Tocarnos
ALGO QUE DECIR ·
Después de todo esto habrá que dedicar todos los días un tiempo a regocijarnos con la piel del otroTenemos muchas ganas de tocarnos, ¡qué coño! Darnos la mano, palmear los brazos del amigo y sus hombros y darles un leve pesco, que no es otra cosa que una caricia entre hombres, aunque lo que más nos hace falta, sin duda, es un abrazo, un abrazo apretado y 'chillao', un abrazo para fundirnos en una sola persona y sentir los músculos, el fulgor de la sangre, la temperatura de nuestro cuerpo, el latido de nuestro corazón, nuestra auténtica complexión y nuestra altura.

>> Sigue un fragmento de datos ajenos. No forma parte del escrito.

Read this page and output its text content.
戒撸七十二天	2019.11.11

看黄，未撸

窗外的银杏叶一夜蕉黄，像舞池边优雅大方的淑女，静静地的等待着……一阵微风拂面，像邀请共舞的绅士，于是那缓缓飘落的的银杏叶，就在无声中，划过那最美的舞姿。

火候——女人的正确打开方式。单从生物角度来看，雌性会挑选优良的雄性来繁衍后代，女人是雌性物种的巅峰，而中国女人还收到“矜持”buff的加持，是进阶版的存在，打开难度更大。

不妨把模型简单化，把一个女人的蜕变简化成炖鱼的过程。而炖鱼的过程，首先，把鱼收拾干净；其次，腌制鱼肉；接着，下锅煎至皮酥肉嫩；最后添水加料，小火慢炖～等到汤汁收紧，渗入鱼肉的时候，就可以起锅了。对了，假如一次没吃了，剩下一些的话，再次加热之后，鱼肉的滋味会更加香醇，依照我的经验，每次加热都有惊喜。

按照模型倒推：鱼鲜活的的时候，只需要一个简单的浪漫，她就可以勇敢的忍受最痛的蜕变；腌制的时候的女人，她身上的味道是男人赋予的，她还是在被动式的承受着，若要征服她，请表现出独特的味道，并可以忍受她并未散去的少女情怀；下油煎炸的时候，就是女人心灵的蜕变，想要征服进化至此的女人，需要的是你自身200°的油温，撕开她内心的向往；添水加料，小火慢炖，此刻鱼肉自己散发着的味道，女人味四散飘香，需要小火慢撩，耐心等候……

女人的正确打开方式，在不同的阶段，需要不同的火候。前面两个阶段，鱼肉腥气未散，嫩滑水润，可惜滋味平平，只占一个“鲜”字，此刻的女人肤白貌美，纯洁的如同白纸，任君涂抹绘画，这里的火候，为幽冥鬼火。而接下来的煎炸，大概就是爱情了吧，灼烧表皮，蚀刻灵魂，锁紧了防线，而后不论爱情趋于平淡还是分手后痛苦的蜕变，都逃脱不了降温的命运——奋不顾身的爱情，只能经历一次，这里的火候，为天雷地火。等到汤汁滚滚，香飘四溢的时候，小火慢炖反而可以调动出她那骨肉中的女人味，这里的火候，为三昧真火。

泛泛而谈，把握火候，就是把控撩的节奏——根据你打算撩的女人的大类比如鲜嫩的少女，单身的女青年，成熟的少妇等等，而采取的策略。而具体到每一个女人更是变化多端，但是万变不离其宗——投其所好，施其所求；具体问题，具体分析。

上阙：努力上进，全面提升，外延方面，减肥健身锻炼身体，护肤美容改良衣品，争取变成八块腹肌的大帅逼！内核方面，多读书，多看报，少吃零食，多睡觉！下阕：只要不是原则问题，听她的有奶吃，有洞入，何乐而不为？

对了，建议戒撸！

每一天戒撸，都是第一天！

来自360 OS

Estos días, por desgracia, vamos huyendo los unos de los otros, guardamos ese invento de la distancia social que viene a ser el cálculo más o menos exacto de los centímetros necesarios para que las bolitas de saliva no nos salpiquen, a nosotros que hemos reivindicado los besos húmedos, muy húmedos, y todo lo demás también, todo el catálogo delicioso del amor, no el aburrido kamasutra, sino el nuestro propio, el que inventamos con nuestra pareja y hemos ido ampliando y perfeccionando hasta tener un elenco de caricias y de gestos eróticos, donde no pueden faltar los viejos humores corporales.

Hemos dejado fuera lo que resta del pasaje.